In the 1920s Winston Churchill bombed Iraqis who were resisting British rule.  The issue was oil. This established a policy that would lead to massive World War II bombing campaigns and now the vast aerial attack by the U.S. and its colonially-minded partners that is devastating the lives of millions of people across swaths of the Middle East and Afghanistan, and to a lesser degree Libya and Somalia. 
This linked article provides an extremely important analysis of the thinking behind the racist, 1920s British air war and how this thinking lives today in drone war as well as the overall U.S. aerial killing policy.

In these remarkable - must watch - linked videos it is hard to see any difference between the ideas expressed by RAF pilots who bombed Iraqis in the 1920s and U.S. policy now.  The reports of the Iraqi witnesses to the RAF attacks are almost identical to the comments of victims of drone attacks now.

It is impossible to know the full human and environmental cost of what can only be described as an atrocity of historic proportions, which includes bombing by B-52s, but information from Air Wars.org, the Bureau of Investigative Journalism and other sources suggest that the U.S.-led air aerial assault campaign across Syria, Iraq, Afghanistan, Yemen, Pakistan, Somalia and Libya, including assisting Saudi Arabia’s air attacks in Yemen, has caused:

  • At least 20,000 civilian deaths and tens of thousands more wounded.(My estimate based on information in the above sources; I think this is very conservative.)

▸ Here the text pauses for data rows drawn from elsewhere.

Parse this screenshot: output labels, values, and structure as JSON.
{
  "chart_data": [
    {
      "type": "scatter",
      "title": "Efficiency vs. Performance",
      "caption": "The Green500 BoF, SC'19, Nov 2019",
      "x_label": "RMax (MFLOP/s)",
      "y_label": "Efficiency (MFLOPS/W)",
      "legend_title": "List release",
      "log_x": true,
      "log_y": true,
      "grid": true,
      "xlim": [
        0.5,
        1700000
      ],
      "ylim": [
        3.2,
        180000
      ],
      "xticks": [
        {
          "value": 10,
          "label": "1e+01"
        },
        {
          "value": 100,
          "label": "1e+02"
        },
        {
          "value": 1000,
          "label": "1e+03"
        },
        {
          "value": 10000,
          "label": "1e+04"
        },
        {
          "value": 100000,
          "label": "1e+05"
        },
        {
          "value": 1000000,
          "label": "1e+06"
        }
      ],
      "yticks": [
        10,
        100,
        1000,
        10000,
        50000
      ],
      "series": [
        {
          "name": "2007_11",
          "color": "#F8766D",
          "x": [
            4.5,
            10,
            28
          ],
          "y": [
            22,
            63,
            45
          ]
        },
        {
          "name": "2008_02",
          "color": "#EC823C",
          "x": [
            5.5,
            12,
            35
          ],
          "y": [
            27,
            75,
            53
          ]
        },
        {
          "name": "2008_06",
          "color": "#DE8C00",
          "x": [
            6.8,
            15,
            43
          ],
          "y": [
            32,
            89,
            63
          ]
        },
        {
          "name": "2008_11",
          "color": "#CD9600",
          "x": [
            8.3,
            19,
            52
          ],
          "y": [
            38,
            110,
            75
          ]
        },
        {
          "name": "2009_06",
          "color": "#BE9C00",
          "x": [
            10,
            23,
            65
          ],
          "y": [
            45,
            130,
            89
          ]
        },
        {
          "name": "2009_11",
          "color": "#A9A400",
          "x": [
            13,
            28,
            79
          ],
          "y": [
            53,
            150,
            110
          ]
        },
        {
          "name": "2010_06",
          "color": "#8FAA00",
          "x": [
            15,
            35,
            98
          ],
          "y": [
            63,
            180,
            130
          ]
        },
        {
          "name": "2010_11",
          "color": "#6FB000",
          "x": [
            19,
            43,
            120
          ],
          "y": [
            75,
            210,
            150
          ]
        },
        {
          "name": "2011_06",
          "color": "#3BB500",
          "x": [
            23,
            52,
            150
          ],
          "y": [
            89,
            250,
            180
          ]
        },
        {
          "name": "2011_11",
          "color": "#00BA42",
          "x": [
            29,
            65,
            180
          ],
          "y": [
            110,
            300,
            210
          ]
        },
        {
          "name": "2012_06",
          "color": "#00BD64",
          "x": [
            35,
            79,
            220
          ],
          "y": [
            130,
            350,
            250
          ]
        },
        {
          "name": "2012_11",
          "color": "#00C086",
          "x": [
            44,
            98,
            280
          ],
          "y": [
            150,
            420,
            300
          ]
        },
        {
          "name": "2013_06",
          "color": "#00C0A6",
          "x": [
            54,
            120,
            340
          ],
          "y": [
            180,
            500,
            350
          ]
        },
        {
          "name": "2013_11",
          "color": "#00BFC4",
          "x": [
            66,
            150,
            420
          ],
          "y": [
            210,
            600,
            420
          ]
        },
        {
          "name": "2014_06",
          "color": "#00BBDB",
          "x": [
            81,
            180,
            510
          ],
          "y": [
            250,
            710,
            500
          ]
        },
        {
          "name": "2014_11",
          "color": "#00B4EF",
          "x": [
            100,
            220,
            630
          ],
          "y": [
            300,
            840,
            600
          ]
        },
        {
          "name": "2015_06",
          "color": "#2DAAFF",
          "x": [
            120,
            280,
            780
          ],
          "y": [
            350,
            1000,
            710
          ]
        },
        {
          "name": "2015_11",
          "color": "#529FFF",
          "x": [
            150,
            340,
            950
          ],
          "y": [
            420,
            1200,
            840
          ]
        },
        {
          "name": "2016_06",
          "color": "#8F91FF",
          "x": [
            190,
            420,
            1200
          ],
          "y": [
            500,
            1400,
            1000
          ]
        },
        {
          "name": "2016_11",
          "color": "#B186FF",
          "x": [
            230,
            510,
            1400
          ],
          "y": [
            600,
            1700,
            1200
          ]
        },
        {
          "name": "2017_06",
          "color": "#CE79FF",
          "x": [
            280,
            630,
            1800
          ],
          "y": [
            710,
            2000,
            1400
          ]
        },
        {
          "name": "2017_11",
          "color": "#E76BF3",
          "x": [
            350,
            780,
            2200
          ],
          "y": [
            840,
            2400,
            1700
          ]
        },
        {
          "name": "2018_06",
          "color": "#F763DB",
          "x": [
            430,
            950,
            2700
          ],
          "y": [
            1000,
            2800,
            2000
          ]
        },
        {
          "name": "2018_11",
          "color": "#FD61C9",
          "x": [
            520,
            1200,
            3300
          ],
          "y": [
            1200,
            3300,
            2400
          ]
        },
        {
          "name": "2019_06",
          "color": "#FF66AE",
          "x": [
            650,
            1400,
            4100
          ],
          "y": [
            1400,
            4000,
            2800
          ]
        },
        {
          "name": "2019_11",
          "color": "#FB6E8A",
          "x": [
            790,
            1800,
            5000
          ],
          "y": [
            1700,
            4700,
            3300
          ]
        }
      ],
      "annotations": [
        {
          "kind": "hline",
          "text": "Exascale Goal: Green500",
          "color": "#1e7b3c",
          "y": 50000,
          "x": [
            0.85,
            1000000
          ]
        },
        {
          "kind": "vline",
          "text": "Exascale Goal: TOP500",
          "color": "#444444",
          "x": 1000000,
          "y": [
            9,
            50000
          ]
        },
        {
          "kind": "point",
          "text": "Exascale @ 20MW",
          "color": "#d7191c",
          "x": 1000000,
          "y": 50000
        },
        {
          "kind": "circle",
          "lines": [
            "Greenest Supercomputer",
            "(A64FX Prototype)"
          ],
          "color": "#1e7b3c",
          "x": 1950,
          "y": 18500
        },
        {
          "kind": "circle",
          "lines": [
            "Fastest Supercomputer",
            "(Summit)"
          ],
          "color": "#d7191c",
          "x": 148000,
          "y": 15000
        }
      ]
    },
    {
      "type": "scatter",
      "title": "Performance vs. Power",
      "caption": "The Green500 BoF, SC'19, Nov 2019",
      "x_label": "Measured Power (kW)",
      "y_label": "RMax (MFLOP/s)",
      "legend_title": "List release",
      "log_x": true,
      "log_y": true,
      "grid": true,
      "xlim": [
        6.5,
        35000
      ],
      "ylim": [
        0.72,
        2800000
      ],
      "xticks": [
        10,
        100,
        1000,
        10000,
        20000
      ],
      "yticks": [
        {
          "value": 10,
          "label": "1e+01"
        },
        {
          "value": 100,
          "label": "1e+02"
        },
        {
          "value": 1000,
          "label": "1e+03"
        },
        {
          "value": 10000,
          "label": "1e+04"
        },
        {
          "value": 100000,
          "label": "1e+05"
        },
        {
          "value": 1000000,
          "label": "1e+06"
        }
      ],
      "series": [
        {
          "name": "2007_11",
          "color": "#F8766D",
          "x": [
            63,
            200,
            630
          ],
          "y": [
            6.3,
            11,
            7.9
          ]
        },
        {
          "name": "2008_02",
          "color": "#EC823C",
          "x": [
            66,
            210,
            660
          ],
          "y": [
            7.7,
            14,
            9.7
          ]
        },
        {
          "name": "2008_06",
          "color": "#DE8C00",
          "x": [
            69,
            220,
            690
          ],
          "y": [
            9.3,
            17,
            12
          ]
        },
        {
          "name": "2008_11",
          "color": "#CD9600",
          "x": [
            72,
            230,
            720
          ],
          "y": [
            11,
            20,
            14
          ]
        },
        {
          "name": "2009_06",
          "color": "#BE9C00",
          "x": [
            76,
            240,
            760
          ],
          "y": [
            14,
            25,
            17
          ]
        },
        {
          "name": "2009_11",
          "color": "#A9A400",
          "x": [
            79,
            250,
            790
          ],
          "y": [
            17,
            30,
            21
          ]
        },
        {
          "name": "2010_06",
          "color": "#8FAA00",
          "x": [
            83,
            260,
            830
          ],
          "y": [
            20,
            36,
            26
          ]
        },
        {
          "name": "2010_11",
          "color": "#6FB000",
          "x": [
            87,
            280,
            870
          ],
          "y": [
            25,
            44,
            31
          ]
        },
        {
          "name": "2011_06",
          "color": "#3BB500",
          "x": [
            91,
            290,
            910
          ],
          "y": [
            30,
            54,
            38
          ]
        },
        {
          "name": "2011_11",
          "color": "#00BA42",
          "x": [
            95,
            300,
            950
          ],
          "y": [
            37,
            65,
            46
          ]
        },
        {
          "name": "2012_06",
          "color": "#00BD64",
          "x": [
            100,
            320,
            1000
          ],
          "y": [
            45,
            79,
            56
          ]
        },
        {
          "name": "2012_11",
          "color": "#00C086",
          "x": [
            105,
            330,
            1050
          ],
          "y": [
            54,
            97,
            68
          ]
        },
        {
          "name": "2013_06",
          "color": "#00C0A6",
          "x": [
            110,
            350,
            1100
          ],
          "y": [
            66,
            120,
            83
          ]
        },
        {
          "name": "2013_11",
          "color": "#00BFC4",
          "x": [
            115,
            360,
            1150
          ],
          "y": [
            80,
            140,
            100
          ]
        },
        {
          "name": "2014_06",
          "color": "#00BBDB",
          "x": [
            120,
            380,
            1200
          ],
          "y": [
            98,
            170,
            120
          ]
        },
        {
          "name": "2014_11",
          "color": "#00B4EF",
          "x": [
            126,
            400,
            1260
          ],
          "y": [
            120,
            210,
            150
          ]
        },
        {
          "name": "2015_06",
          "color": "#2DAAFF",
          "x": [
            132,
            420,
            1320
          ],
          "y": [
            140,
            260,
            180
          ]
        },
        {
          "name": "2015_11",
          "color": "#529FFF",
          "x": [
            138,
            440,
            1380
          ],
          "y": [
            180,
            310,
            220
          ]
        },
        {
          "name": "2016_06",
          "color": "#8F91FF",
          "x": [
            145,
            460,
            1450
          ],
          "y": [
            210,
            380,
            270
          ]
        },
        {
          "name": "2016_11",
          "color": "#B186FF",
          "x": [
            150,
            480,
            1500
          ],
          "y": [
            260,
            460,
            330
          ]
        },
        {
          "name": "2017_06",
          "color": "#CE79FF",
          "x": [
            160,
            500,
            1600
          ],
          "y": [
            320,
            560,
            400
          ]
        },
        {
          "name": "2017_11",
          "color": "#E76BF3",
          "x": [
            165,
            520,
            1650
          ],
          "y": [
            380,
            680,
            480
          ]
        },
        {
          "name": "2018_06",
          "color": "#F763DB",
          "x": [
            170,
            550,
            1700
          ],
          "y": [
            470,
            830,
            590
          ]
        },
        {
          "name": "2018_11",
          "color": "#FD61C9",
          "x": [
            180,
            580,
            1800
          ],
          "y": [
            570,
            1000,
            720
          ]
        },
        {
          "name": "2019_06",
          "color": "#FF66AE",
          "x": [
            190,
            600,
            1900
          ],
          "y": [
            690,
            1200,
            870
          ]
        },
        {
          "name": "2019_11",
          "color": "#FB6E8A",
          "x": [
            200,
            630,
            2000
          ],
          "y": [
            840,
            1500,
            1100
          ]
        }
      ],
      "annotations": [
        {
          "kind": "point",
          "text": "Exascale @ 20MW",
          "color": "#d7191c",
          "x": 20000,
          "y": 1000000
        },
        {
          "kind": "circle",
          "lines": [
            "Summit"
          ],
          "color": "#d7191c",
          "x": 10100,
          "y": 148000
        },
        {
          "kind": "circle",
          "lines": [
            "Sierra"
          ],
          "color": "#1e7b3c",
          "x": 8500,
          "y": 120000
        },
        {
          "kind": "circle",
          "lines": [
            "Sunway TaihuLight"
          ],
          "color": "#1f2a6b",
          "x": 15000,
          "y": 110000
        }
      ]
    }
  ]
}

  • Hundreds of thousands, if not millions, of refugees.

  • Famine and cholera threatening more than 17 million in Yemen alone.

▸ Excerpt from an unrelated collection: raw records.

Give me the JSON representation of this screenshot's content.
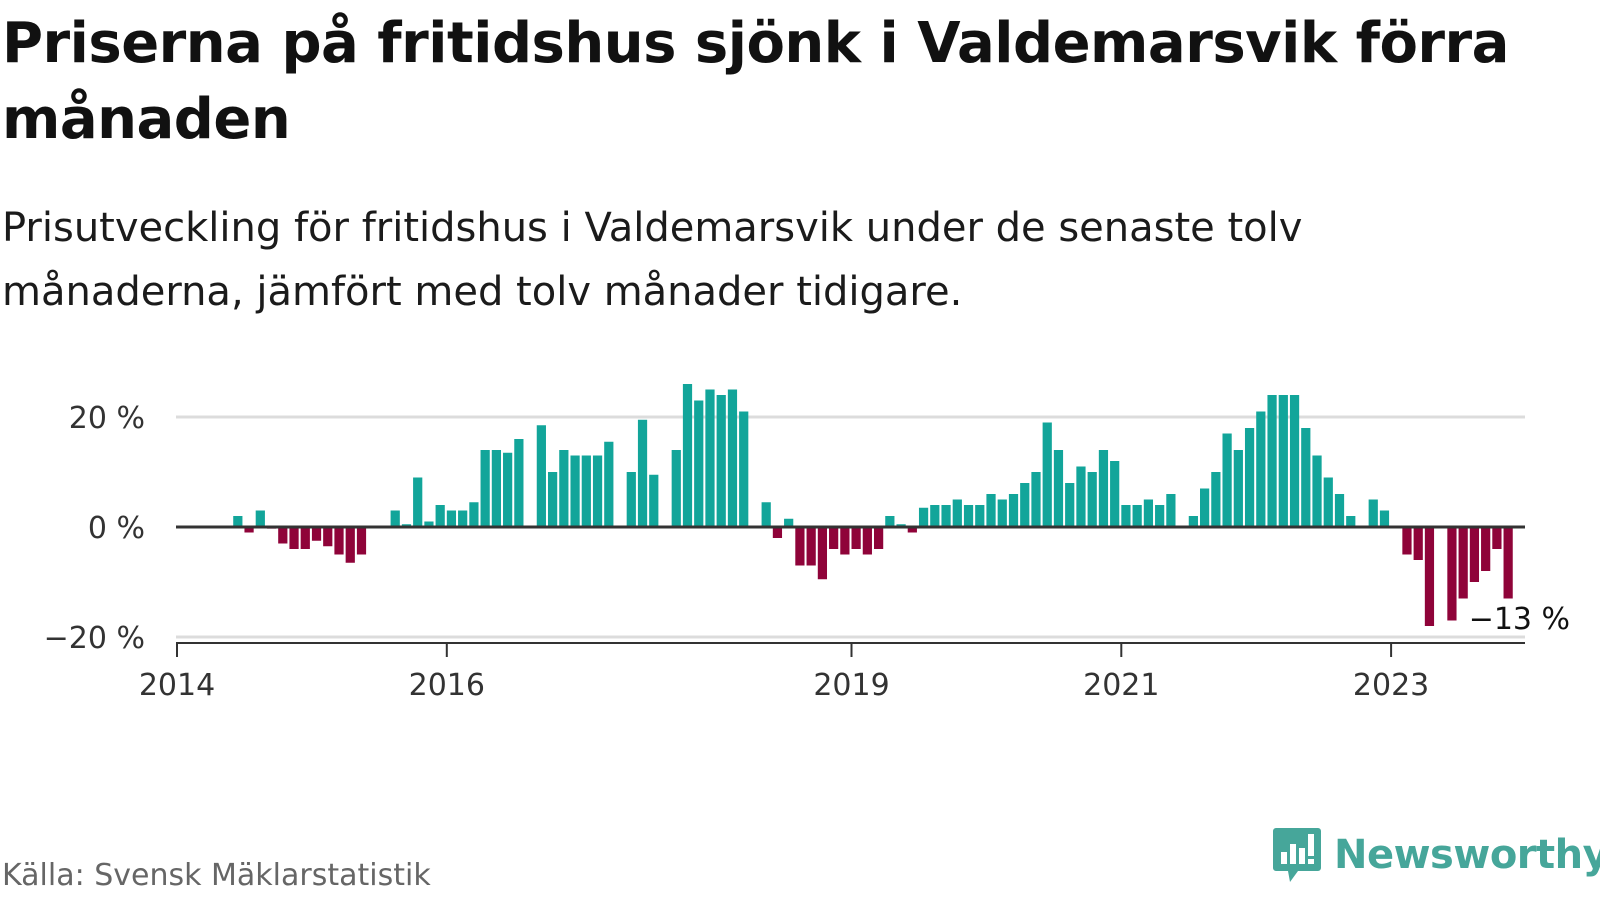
{
  "header": {
    "title": "Priserna på fritidshus sjönk i Valdemarsvik förra månaden",
    "subtitle": "Prisutveckling för fritidshus i Valdemarsvik under de senaste tolv månaderna, jämfört med tolv månader tidigare."
  },
  "footer": {
    "source": "Källa: Svensk Mäklarstatistik",
    "brand": "Newsworthy"
  },
  "colors": {
    "positive": "#12a59a",
    "negative": "#8f0339",
    "brand": "#46a69a"
  },
  "chart_data": {
    "type": "bar",
    "title": "Priserna på fritidshus sjönk i Valdemarsvik förra månaden",
    "subtitle": "Prisutveckling för fritidshus i Valdemarsvik under de senaste tolv månaderna, jämfört med tolv månader tidigare.",
    "xlabel": "",
    "ylabel": "",
    "ylim": [
      -20,
      27
    ],
    "yticks": [
      -20,
      0,
      20
    ],
    "ytick_labels": [
      "−20 %",
      "0 %",
      "20 %"
    ],
    "xticks": [
      "2014-01",
      "2016-01",
      "2019-01",
      "2021-01",
      "2023-01"
    ],
    "xtick_labels": [
      "2014",
      "2016",
      "2019",
      "2021",
      "2023"
    ],
    "grid": true,
    "annotation": {
      "x": "2023-12",
      "label": "−13 %"
    },
    "x": [
      "2014-01",
      "2014-02",
      "2014-03",
      "2014-04",
      "2014-05",
      "2014-06",
      "2014-07",
      "2014-08",
      "2014-09",
      "2014-10",
      "2014-11",
      "2014-12",
      "2015-01",
      "2015-02",
      "2015-03",
      "2015-04",
      "2015-05",
      "2015-06",
      "2015-07",
      "2015-08",
      "2015-09",
      "2015-10",
      "2015-11",
      "2015-12",
      "2016-01",
      "2016-02",
      "2016-03",
      "2016-04",
      "2016-05",
      "2016-06",
      "2016-07",
      "2016-08",
      "2016-09",
      "2016-10",
      "2016-11",
      "2016-12",
      "2017-01",
      "2017-02",
      "2017-03",
      "2017-04",
      "2017-05",
      "2017-06",
      "2017-07",
      "2017-08",
      "2017-09",
      "2017-10",
      "2017-11",
      "2017-12",
      "2018-01",
      "2018-02",
      "2018-03",
      "2018-04",
      "2018-05",
      "2018-06",
      "2018-07",
      "2018-08",
      "2018-09",
      "2018-10",
      "2018-11",
      "2018-12",
      "2019-01",
      "2019-02",
      "2019-03",
      "2019-04",
      "2019-05",
      "2019-06",
      "2019-07",
      "2019-08",
      "2019-09",
      "2019-10",
      "2019-11",
      "2019-12",
      "2020-01",
      "2020-02",
      "2020-03",
      "2020-04",
      "2020-05",
      "2020-06",
      "2020-07",
      "2020-08",
      "2020-09",
      "2020-10",
      "2020-11",
      "2020-12",
      "2021-01",
      "2021-02",
      "2021-03",
      "2021-04",
      "2021-05",
      "2021-06",
      "2021-07",
      "2021-08",
      "2021-09",
      "2021-10",
      "2021-11",
      "2021-12",
      "2022-01",
      "2022-02",
      "2022-03",
      "2022-04",
      "2022-05",
      "2022-06",
      "2022-07",
      "2022-08",
      "2022-09",
      "2022-10",
      "2022-11",
      "2022-12",
      "2023-01",
      "2023-02",
      "2023-03",
      "2023-04",
      "2023-05",
      "2023-06",
      "2023-07",
      "2023-08",
      "2023-09",
      "2023-10",
      "2023-11",
      "2023-12"
    ],
    "values": [
      null,
      null,
      null,
      null,
      null,
      2,
      -1,
      3,
      -0.3,
      -3,
      -4,
      -4,
      -2.5,
      -3.5,
      -5,
      -6.5,
      -5,
      null,
      0,
      3,
      0.5,
      9,
      1,
      4,
      3,
      3,
      4.5,
      14,
      14,
      13.5,
      16,
      null,
      18.5,
      10,
      14,
      13,
      13,
      13,
      15.5,
      null,
      10,
      19.5,
      9.5,
      null,
      14,
      26,
      23,
      25,
      24,
      25,
      21,
      null,
      4.5,
      -2,
      1.5,
      -7,
      -7,
      -9.5,
      -4,
      -5,
      -4,
      -5,
      -4,
      2,
      0.5,
      -1,
      3.5,
      4,
      4,
      5,
      4,
      4,
      6,
      5,
      6,
      8,
      10,
      19,
      14,
      8,
      11,
      10,
      14,
      12,
      4,
      4,
      5,
      4,
      6,
      null,
      2,
      7,
      10,
      17,
      14,
      18,
      21,
      24,
      24,
      24,
      18,
      13,
      9,
      6,
      2,
      null,
      5,
      3,
      null,
      -5,
      -6,
      -18,
      null,
      -17,
      -13,
      -10,
      -8,
      -4,
      -13,
      null
    ]
  }
}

  • Massive destruction of homes, communities and infrastructure.These photos of Mosul in Iraq can be taken in many, many places that are being subjected to “coalition” air attack.

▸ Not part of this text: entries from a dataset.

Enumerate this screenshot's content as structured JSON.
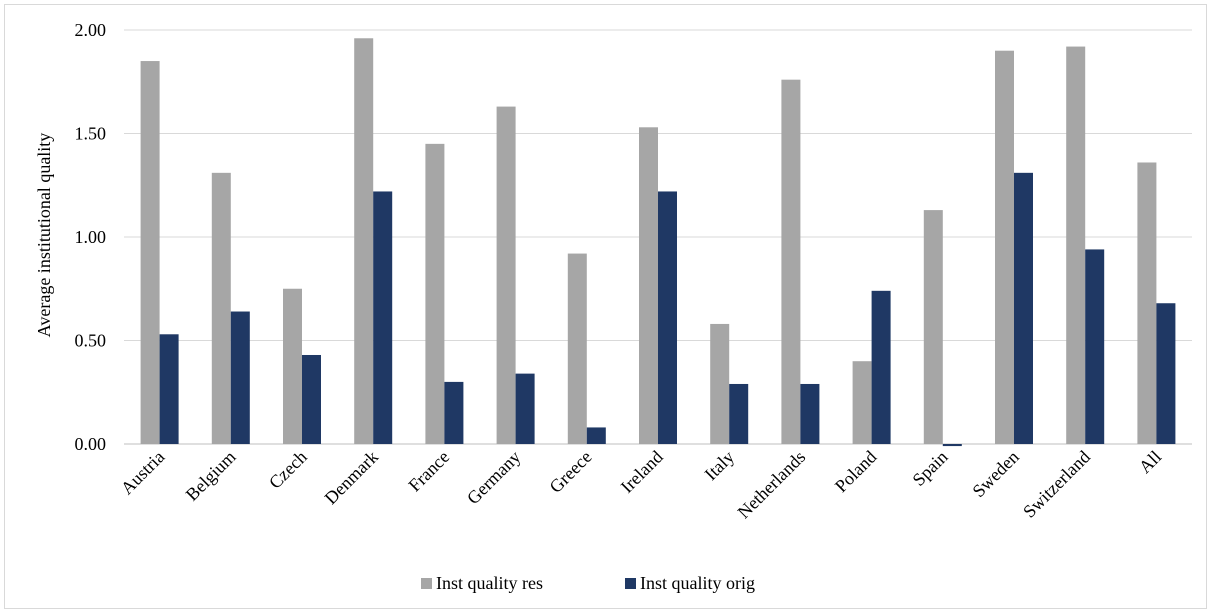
{
  "chart_data": {
    "type": "bar",
    "title": "",
    "xlabel": "",
    "ylabel": "Average institutional quality",
    "ylim": [
      0,
      2
    ],
    "yticks": [
      "0.00",
      "0.50",
      "1.00",
      "1.50",
      "2.00"
    ],
    "ytick_values": [
      0,
      0.5,
      1,
      1.5,
      2
    ],
    "grid": true,
    "legend_position": "bottom",
    "categories": [
      "Austria",
      "Belgium",
      "Czech",
      "Denmark",
      "France",
      "Germany",
      "Greece",
      "Ireland",
      "Italy",
      "Netherlands",
      "Poland",
      "Spain",
      "Sweden",
      "Switzerland",
      "All"
    ],
    "series": [
      {
        "name": "Inst quality res",
        "color": "#a6a6a6",
        "values": [
          1.85,
          1.31,
          0.75,
          1.96,
          1.45,
          1.63,
          0.92,
          1.53,
          0.58,
          1.76,
          0.4,
          1.13,
          1.9,
          1.92,
          1.36
        ]
      },
      {
        "name": "Inst quality orig",
        "color": "#1f3864",
        "values": [
          0.53,
          0.64,
          0.43,
          1.22,
          0.3,
          0.34,
          0.08,
          1.22,
          0.29,
          0.29,
          0.74,
          -0.01,
          1.31,
          0.94,
          0.68
        ]
      }
    ]
  }
}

U.S. drone operators have been a key part of this campaign, apparently involved in identifying targets for conventional bombers as well as undertaking their own attacks.  This extremely informative linked article speaks of drone operators working to minimize civilian casualties, but given what is happening, one can only wonder at this kind of commentary.

These links give specifics on the more than 13 “coalition” nations involved in the bombing campaign, as well as Russia and Iran, and on specifics of U.S. aircraft involved and munitions dropped per type of aircraft, including drones.

However, these links do not provide specifics on U.S. air attacks in Afghanistan and Pakistan, which are likely increasing along with the invasion of more U.S. troops into Afghanistan and the likelihood of pursuit of Taliban fighters into Pakistan.

The expansion of the U.S. troop invasion in Afghanistan, of course, gives the lie to the notion that drones keep U.S. troops from having to put boots on the ground in war zones.  The U.S. drone assassination campaign began in Afghanistan in 2001.